Avant d'ouvrir, pour rebuter tout acheteur potentiel, une illustration (dont nous vous faisons grâce — NDRC) à l'éclairage improbable signée Mathieu Blanchin figurant un diable juché sur un monticule de crânes sur fond de cité en flammes. Ainsi s'assure-t-on que l'acheteur est bien un triste sire dans mon genre que le label SF attire comme le miel les mouches en dépit d'un prix éminemment rébarbatif — le prix d'un « Ailleurs et Demain » pour trois fois plus court qui devrait dissuader quiconque.
L'histoire ? Du gros space opera qui tache, bas du front et bourrin jusqu'à la mort. Qu'en dire ? Que dire plutôt ! Que si l'on reste septique quant à l'éventuel second degré du Starship Troopers de R. A. Heinlein et du film qui vient d'en être tiré, il en va de même ici, le talent en moins. Nikolaus Roche-Kresse se place sous le patronage d'Isaac Asimov. Sans rire ? Par respect pour Gregory Benford qui, lui, vient de produire une « sequelle » de Fondation — Fondation en péril, aux Presses de la Cité — , on s'abstiendra de toute comparaison. Tout juste notera-t-on la rareté des dialogues ainsi que leur brièveté.

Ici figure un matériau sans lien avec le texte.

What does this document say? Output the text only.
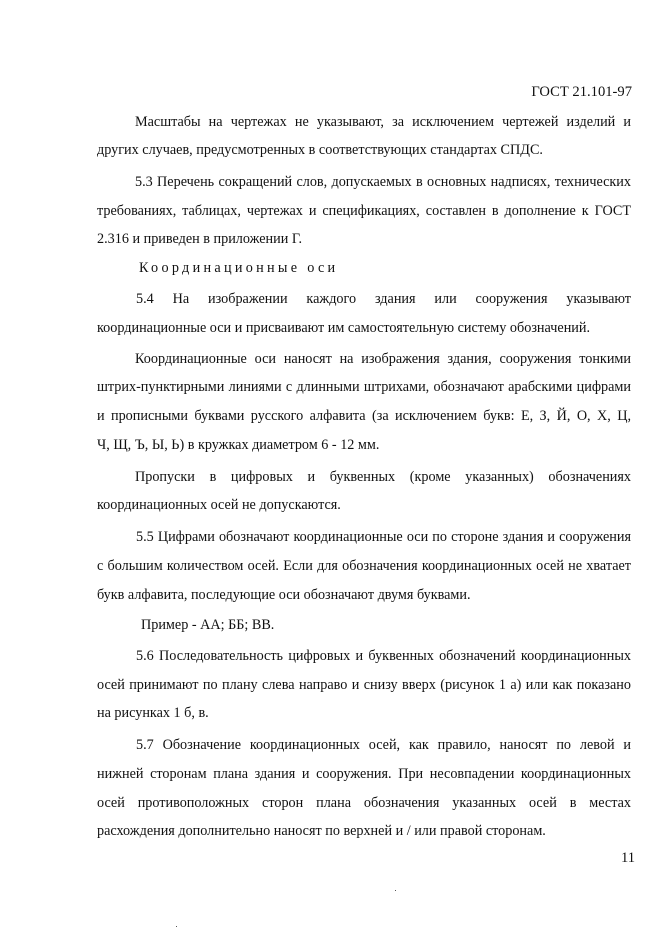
ГОСТ 21.101-97

Масштабы на чертежах не указывают, за исключением чертежей изделий и

других случаев, предусмотренных в соответствующих стандартах СПДС.

5.3 Перечень сокращений слов, допускаемых в основных надписях, технических

требованиях, таблицах, чертежах и спецификациях, составлен в дополнение к ГОСТ

2.316 и приведен в приложении Г.

Координационные оси

5.4 На изображении каждого здания или сооружения указывают

координационные оси и присваивают им самостоятельную систему обозначений.

Координационные оси наносят на изображения здания, сооружения тонкими

штрих-пунктирными линиями с длинными штрихами, обозначают арабскими цифрами

и прописными буквами русского алфавита (за исключением букв: Е, З, Й, О, Х, Ц,

Ч, Щ, Ъ, Ы, Ь) в кружках диаметром 6 - 12 мм.

Пропуски в цифровых и буквенных (кроме указанных) обозначениях

координационных осей не допускаются.

5.5 Цифрами обозначают координационные оси по стороне здания и сооружения

с большим количеством осей. Если для обозначения координационных осей не хватает

букв алфавита, последующие оси обозначают двумя буквами.

Пример - АА; ББ; ВВ.

5.6 Последовательность цифровых и буквенных обозначений координационных

осей принимают по плану слева направо и снизу вверх (рисунок 1 а) или как показано

на рисунках 1 б, в.

5.7 Обозначение координационных осей, как правило, наносят по левой и

нижней сторонам плана здания и сооружения. При несовпадении координационных

осей противоположных сторон плана обозначения указанных осей в местах

расхождения дополнительно наносят по верхней и / или правой сторонам.

11
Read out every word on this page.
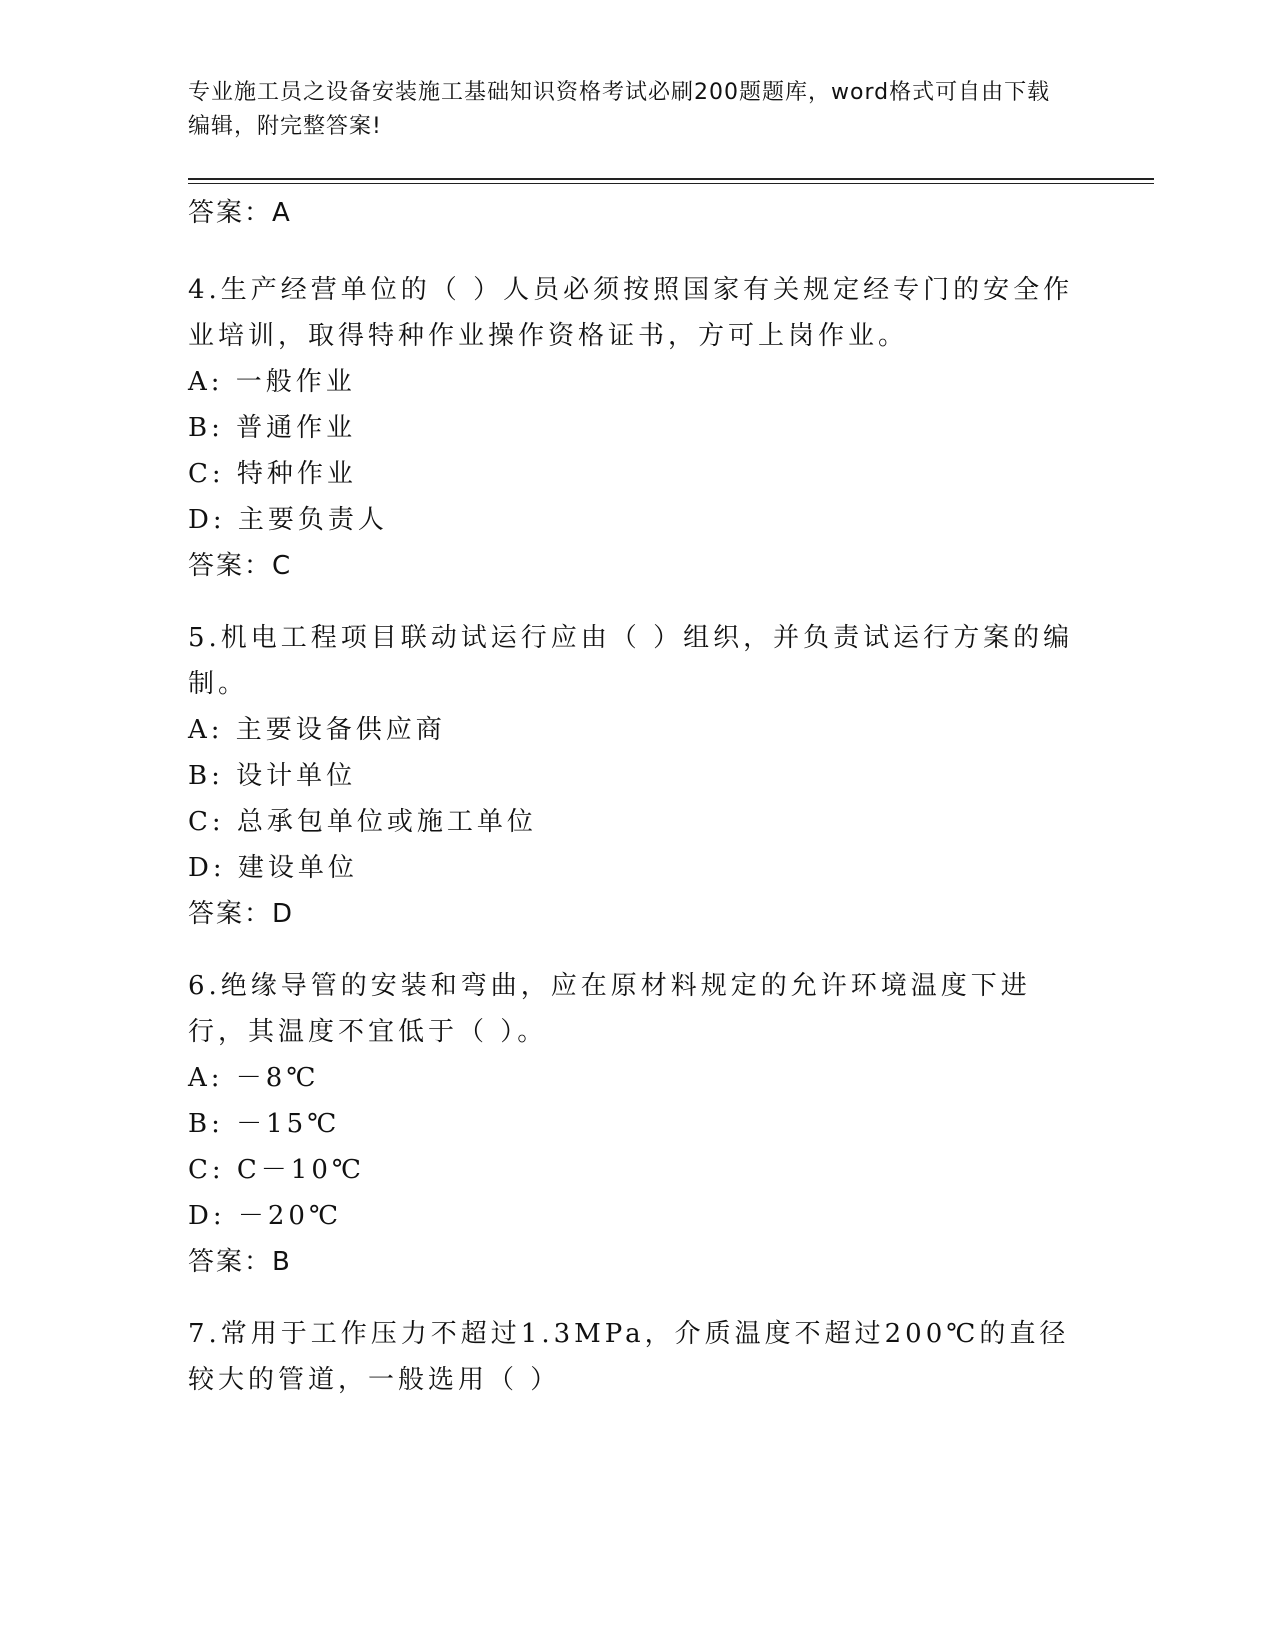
专业施工员之设备安装施工基础知识资格考试必刷200题题库，word格式可自由下载编辑，附完整答案!
答案：A
4.生产经营单位的（ ）人员必须按照国家有关规定经专门的安全作业培训，取得特种作业操作资格证书，方可上岗作业。
A: 一般作业
B: 普通作业
C: 特种作业
D: 主要负责人
答案：C
5.机电工程项目联动试运行应由（ ）组织，并负责试运行方案的编制。
A: 主要设备供应商
B: 设计单位
C: 总承包单位或施工单位
D: 建设单位
答案：D
6.绝缘导管的安装和弯曲，应在原材料规定的允许环境温度下进行，其温度不宜低于（ ）。
A: －8℃
B: －15℃
C: C－10℃
D: －20℃
答案：B
7.常用于工作压力不超过1.3MPa，介质温度不超过200℃的直径较大的管道，一般选用（ ）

Des militaires ont (encore) créé un monstre en compilant les instincts les plus agressifs du monde animal pour en faire un parfait guerrier. La bête s'évade et prolifère ; s'ensuit une fort jubilatoire partie de bouffe-tout-cru à travers la galaxie. jubilatoire pour les monstres, lassante, ô combien, pour le lecteur. Comme pour les Arachnides du film de Verhoeven, les crocs suffisent à ces monstres métamorphes pour bouffer tout l'univers. Il faut vraiment vouloir y croire. La plausibilité a du plomb dans l'aile, et pas qu'un peu. Woodman, le chef des services secrets complote contre l'empereur ; Surcol et Kinley, ses adjoints, escomptent bien le doubler ; le général Lowe et Simon Clarke, le roi des monstres, sont en fait des robots qui tirent toutes les ficelles, etc. Un deuxième tome est prévu ! ! ! Ce n'est qu'une litanie de carnages et de boucheries, explicitée d'égorgements sommaires et d'éviscérations, ponctuée de trahisons en série, scandée de grades ronflants à souhait et plus encore s'étirant au fil des pages. La plupart des « personnages » finissent assez vite sous une dent. Le niveau psychologique voisine avec celui d'un nuage de sauterelles et il n'y a quasiment pas de femmes dans ce roman. Une seule apparaît vers la fin : une truelle aurait tout aussi bien fait l'affaire.
Dans la catégorie très cher, court et bien nul, on rangera ce roman à côté de La compagnie des clones (critique in Bifrost 07). Qu'un éditeur fasse l'effort de publier de la SF devrait nous réjouir ; donner sa chance à de jeunes auteurs devrait attirer notre sympathie et je préférerais m'enthousiasmer comme pour Terminus Fomalhaut de Nicolas Bouchard (chez Encrage). L'éthique du critique ne m'y autorise toutefois pas. Il n'y a ici aucune trace du respect minimum dû au lecteur qui paie ses livres. Acheteurs, lecteurs, ne perdez ni votre argent (beaucoup, c'est cher), ni votre temps (un peu, c'est court) avec ce livre. Des critiques sont payés pour ça. Si vous tenez à mettre 150 FF dans un space opera, essayez plutôt Excession de Iain M. Banks ou l'anthologie Escales sur l'Horizon qui, pour la moitié du prix seulement, vous offrira en 612 pages un panorama de la SF française de qualité. La postérité de Homo Geneticus n'a rien d'assurée, à moins que ne s'ouvre un musée de la médiocrité littéraire. On en vient finalement à espérer qu'il s'agisse ici d'une publication à compte d'auteur, tant Homo Geneticus fait pitié.